Gemeenten hebben het vorig jaar financieel niet makkelijk gehad omdat zij steeds minder geld kregen uit Den Haag dan ze hadden verwacht. Daarom moesten zij vaak bezuinigen op het onderhoud van wegen, bibliotheken en sociale voorzieningen. Dat meldt de Vereniging van Nederlandse Gemeenten (VNG) in haar jaarverslag.

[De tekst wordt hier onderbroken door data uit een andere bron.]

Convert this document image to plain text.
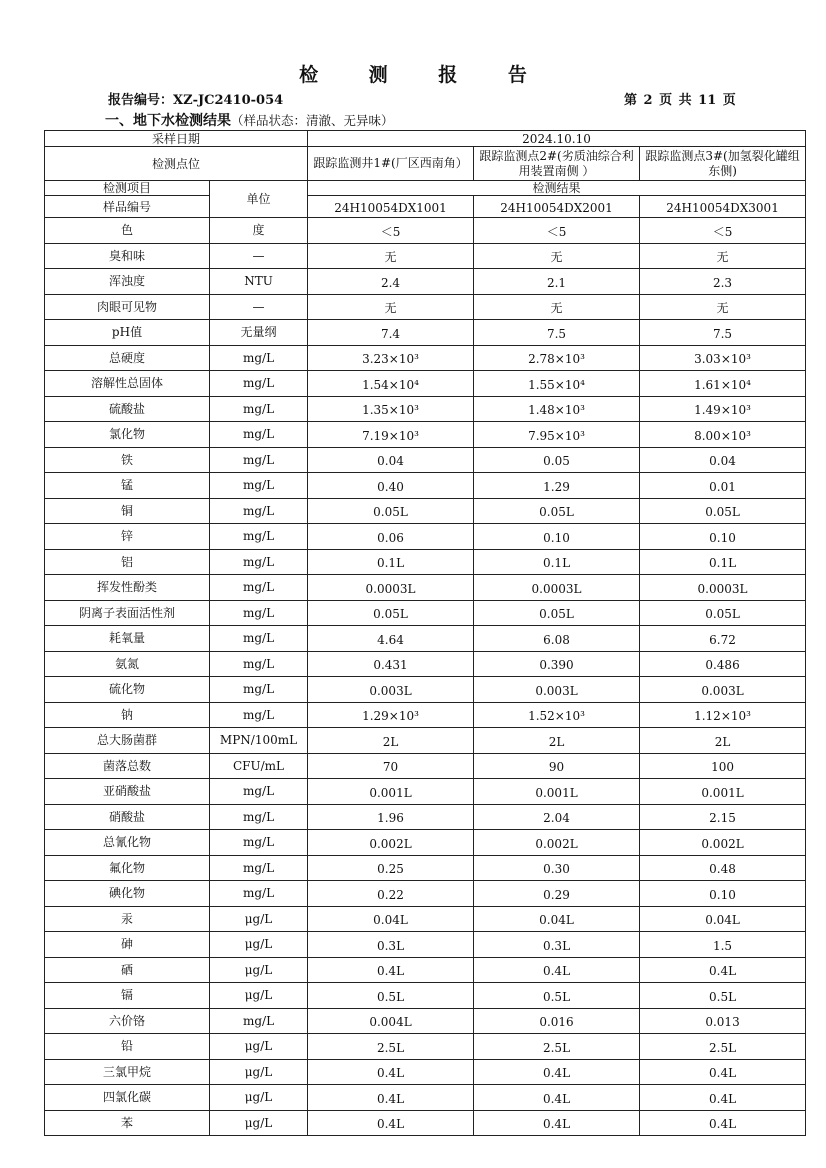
检 测 报 告
报告编号：XZ-JC2410-054	第 2 页 共 11 页
一、地下水检测结果（样品状态：清澈、无异味）
采样日期		2024.10.10		
检测点位		跟踪监测井1#(厂区西南角）	跟踪监测点2#(劣质油综合利用装置南侧 ）	跟踪监测点3#(加氢裂化罐组东侧)
检测项目	单位	检测结果		
样品编号		24H10054DX1001	24H10054DX2001	24H10054DX3001
色	度	＜5	＜5	＜5
臭和味	—	无	无	无
浑浊度	NTU	2.4	2.1	2.3
肉眼可见物	—	无	无	无
pH值	无量纲	7.4	7.5	7.5
总硬度	mg/L	3.23×10³	2.78×10³	3.03×10³
溶解性总固体	mg/L	1.54×10⁴	1.55×10⁴	1.61×10⁴
硫酸盐	mg/L	1.35×10³	1.48×10³	1.49×10³
氯化物	mg/L	7.19×10³	7.95×10³	8.00×10³
铁	mg/L	0.04	0.05	0.04
锰	mg/L	0.40	1.29	0.01
铜	mg/L	0.05L	0.05L	0.05L
锌	mg/L	0.06	0.10	0.10
铝	mg/L	0.1L	0.1L	0.1L
挥发性酚类	mg/L	0.0003L	0.0003L	0.0003L
阴离子表面活性剂	mg/L	0.05L	0.05L	0.05L
耗氧量	mg/L	4.64	6.08	6.72
氨氮	mg/L	0.431	0.390	0.486
硫化物	mg/L	0.003L	0.003L	0.003L
钠	mg/L	1.29×10³	1.52×10³	1.12×10³
总大肠菌群	MPN/100mL	2L	2L	2L
菌落总数	CFU/mL	70	90	100
亚硝酸盐	mg/L	0.001L	0.001L	0.001L
硝酸盐	mg/L	1.96	2.04	2.15
总氰化物	mg/L	0.002L	0.002L	0.002L
氟化物	mg/L	0.25	0.30	0.48
碘化物	mg/L	0.22	0.29	0.10
汞	μg/L	0.04L	0.04L	0.04L
砷	μg/L	0.3L	0.3L	1.5
硒	μg/L	0.4L	0.4L	0.4L
镉	μg/L	0.5L	0.5L	0.5L
六价铬	mg/L	0.004L	0.016	0.013
铅	μg/L	2.5L	2.5L	2.5L
三氯甲烷	μg/L	0.4L	0.4L	0.4L
四氯化碳	μg/L	0.4L	0.4L	0.4L
苯	μg/L	0.4L	0.4L	0.4L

Een deel van de uitgaven van gemeenten wordt betaald uit het gemeentefonds. Hoeveel geld zij krijgen uit dit fonds, is gekoppeld aan de uitgaven van het Rijk. Het kabinet gaf vorig jaar minder uit dan begroot en daardoor kregen gemeenten ook minder geld. Volgens de VNG ontstonden er daardoor “schommelingen die niet werkbaar zijn voor gemeenten”.
Gemeenten hebben ook moeite met het betalen van de zorgtaken die zij in 2015 overnamen van de landelijke overheid. Zij werden verantwoordelijk voor jeugdzorg, werk en inkomen en zorg aan langdurig zieken en ouderen. “Het aantal kinderen in de jeugdzorg is toegenomen en door de vergrijzing doen steeds meer mensen een beroep op Wmo-voorzieningen”, beklaagt de VNG. “Maar de financiën stijgen niet mee.”
Gemeenten spraken in 2019 met het kabinet af dat zij structureel 95 miljoen euro extra kregen voor de ggz. Ook konden zij in 2019, 2020 en 2021 een miljard extra besteden aan jeugdhulp. Volgens de VNG is dat niet genoeg. “Om de opgave goed te kunnen uitvoeren moet er ook in de jeugdhulp structureel geld bij.”